BIO
CHARLIE COX, a multi-faceted film, television and theatre actor, is best known for his lead role in Marvel’s series Daredevil in which he stars as Matt Murdock, the blind lawyer who fights injustice in court and also on the streets as the costumed hero Daredevil.
In 2014, he was seen alongside Eddie Redmayne and Felicity Jones in the Academy Award nominated film, The Theory of Everything. With his fellow actors from the “Boardwalk Empire” cast, Charlie Cox shared a Screen Actors Guild Award in 2012 for Outstanding Performance by an Ensemble in a Drama Series; the group was nominated for the Award again in 2013, following the conclusion of Mr. Cox’s two seasons on the HBO show as Irish immigrant and crime soldier Owen Slater.
Mr. Cox was born in London and received his training at the Bristol Old Vic Theatre School. He made his West End stage debut in Harold Pinter’s The Lover and The Collection at the Comedy Theatre, directed by Jamie Lloyd. His other stage credits include Heinrich von Kleist’s The Prince of Homburg, playing the title character in the Donmar Warehouse production adapted by Dennis Kelly and directed by Jonathan Munby, and ‘Tis Pity She’s a Whore by John Ford, directed by Ed Dick, at the Southwark Playhouse. He made his feature film debut in Matthew Parkhill’s Dot the I, alongside Gael García Bernal and Tom Hardy.

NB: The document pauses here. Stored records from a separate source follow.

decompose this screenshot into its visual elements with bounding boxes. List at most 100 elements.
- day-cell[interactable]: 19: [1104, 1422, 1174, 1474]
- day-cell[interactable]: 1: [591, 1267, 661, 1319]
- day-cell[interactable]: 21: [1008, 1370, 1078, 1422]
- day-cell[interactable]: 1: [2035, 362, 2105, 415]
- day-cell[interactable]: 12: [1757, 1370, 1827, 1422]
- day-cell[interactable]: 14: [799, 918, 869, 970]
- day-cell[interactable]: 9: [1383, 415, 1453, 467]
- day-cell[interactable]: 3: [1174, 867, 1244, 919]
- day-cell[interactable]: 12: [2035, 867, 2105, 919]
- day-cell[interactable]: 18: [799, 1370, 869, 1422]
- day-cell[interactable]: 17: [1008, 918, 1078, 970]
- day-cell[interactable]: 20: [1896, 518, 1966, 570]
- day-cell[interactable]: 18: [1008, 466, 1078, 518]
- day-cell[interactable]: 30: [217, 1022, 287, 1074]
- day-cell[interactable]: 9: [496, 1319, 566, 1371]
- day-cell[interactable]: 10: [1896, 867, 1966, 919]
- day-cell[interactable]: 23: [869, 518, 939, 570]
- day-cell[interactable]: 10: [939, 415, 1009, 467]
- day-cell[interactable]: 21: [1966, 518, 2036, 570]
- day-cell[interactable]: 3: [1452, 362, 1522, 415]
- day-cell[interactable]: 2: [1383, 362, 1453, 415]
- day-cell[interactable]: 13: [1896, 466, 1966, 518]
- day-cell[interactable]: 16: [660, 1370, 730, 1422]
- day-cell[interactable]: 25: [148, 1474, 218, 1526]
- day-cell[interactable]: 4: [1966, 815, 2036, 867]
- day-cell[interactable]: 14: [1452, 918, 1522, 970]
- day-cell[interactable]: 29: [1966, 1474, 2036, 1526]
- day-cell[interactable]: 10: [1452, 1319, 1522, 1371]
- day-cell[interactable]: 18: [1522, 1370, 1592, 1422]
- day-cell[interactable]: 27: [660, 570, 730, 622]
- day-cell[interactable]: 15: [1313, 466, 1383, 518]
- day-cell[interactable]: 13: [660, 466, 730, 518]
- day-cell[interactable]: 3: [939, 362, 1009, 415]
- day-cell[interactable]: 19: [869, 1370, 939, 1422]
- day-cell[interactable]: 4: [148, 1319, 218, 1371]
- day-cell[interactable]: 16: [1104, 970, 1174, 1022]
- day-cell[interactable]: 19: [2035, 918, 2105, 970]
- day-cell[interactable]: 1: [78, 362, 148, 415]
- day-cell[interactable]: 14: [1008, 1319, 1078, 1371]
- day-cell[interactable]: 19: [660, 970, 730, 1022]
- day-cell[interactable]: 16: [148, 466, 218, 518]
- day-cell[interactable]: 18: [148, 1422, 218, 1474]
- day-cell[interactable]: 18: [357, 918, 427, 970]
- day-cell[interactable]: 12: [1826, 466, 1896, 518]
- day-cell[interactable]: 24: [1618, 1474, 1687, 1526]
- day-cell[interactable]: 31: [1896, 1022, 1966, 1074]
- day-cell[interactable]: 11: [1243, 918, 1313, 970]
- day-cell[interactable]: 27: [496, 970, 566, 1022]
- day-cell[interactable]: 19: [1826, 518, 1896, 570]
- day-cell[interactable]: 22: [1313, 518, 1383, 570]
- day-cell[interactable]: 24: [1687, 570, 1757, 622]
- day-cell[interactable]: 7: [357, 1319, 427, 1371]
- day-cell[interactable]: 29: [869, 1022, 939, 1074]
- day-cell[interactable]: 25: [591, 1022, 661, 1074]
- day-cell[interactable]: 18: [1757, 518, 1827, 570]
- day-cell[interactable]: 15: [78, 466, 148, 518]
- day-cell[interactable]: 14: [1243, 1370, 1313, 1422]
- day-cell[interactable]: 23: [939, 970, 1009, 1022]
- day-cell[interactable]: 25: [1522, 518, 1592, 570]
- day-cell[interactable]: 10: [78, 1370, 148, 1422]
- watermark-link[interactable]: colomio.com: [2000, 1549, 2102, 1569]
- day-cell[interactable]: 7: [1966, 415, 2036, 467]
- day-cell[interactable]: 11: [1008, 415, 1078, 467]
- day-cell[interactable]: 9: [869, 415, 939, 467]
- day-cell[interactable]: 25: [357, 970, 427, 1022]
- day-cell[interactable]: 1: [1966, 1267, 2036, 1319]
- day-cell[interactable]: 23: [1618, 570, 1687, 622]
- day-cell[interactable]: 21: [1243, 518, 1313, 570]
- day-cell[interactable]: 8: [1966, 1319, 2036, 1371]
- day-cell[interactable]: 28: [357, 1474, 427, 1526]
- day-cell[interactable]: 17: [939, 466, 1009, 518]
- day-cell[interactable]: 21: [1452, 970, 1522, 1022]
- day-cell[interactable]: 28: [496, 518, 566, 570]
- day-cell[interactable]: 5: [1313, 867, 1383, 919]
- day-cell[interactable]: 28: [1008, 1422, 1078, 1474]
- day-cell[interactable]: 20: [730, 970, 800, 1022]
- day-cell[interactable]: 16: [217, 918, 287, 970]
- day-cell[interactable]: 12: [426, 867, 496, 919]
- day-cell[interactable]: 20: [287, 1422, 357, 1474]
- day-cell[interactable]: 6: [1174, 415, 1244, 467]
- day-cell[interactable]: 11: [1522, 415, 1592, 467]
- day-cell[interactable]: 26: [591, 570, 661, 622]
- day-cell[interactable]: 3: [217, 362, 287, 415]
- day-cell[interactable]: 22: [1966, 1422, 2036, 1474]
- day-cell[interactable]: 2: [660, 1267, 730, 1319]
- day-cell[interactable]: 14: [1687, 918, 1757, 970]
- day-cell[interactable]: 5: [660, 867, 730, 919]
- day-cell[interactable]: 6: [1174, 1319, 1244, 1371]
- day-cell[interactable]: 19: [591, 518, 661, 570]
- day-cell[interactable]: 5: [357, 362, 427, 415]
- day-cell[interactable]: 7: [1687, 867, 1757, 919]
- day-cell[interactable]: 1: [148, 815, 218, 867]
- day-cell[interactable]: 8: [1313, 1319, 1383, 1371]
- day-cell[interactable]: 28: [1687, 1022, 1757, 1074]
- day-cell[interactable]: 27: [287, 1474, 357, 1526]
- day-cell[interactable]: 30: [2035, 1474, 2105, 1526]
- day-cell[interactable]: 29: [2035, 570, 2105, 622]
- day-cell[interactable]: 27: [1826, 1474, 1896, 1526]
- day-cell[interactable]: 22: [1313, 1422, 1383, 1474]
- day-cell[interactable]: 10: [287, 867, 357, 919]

His early films included Michael Radford’s The Merchant of Venice, with Al Pacino and Jeremy Irons; and Lasse Hallström’s Casanova, starring Heath Ledger. His breakout performance was in the lead role of Tristan Thorn in Matthew Vaughn’s Stardust, based on the Neil Gaiman novel. Mr. Cox starred opposite Claire Danes, Robert De Niro, and Michelle Pfeiffer in the fantasy adventure. Among his other movies are Roland Joffé’s There Be Dragons; Simon Shore’s Things to Do Before You’re 30; Glorious 39, alongside Bill Nighy, Julie Christie, and The Theory of Everything star Eddie Redmayne for writer/director Stephen Poliakoff; and Charles Martin Smith’s Stone of Destiny, in which Mr. Cox starred as Scottish folk hero Ian Hamilton. He guest-starred in the very first episode of “Downton Abbey,” and starred as Ishmael in Mike Barker’s epic miniseries Moby Dick, opposite William Hurt and Ethan Hawke.